Но чаще страх был размытый, необъяснимый — ожидание неясных опасностей. И стержнем его была боязнь развалин…
Вот ведь какое непонятное дело! Коле нравился этот город. Нравилось море, запутанные переулки и лестницы на косогорах; нравились полные корабельной жизни бухты, остатки укреплений, рассказы про осаду, ранние разноцветные закаты в холодном декабрьском небе, мерцание маяков… И приятели оказались вполне подходящие, хотя Фрол и выпускал иногда колючки… Даже развалины нравились, когда солнце ярко высвечивало их белые стены, карнизы, барельефы и колонны.
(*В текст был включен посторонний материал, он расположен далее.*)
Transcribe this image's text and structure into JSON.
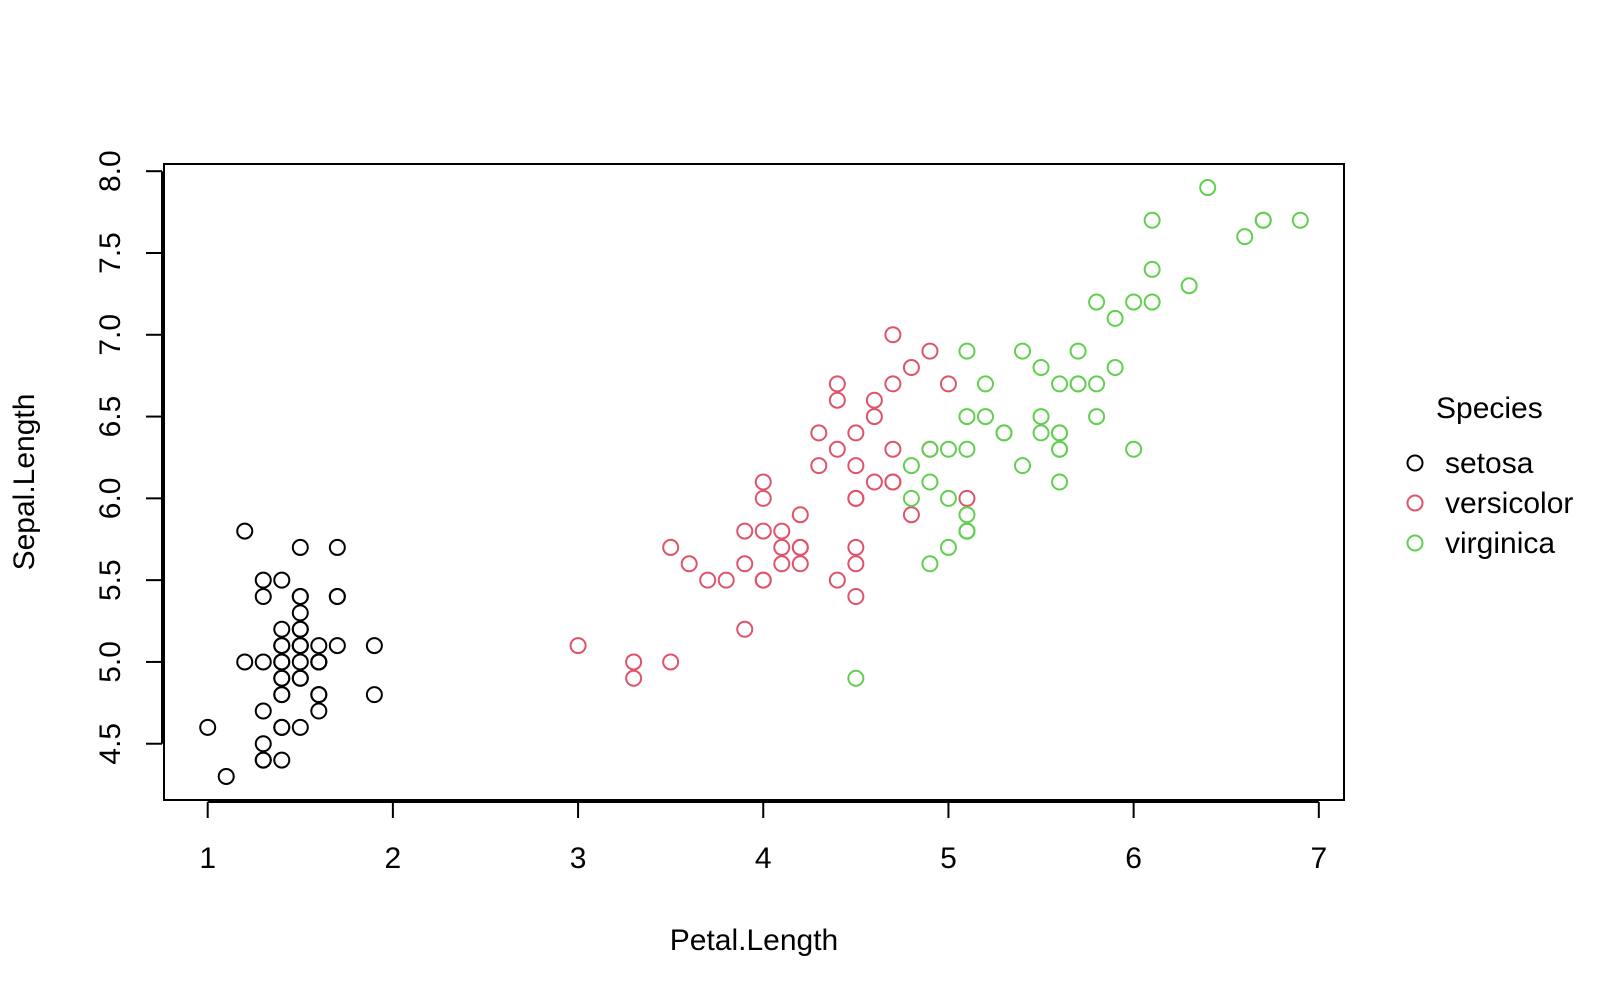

Это было похоже на древнюю Помпею, Коля читал о ней в книге «Повести древней истории». Но когда начинала сгущаться синяя тьма, Коле чудилось в руинах нарастание таинственной жизни. Она была непонятна и совершенно чужда людям, чужда ему, Коле.
Нет, она, эта ночная руинная жизнь, не проявляла специальной вражды к мальчишке. Но если бы он попал в круг ее таинственных сил, она могла закружить и унести его во тьму каких-то иных миров. Так водоворот втягивает в глубину букашку, случайно попавшую в воду. Втягивает, не обратив на нее внимания, занятый своим безостановочным, очень важным для себя вращением… Только в водовороте шум и бурление, а силы ночных развалин могли всосать Колю в безвыходный мрак бесшумно и скрытно от всех.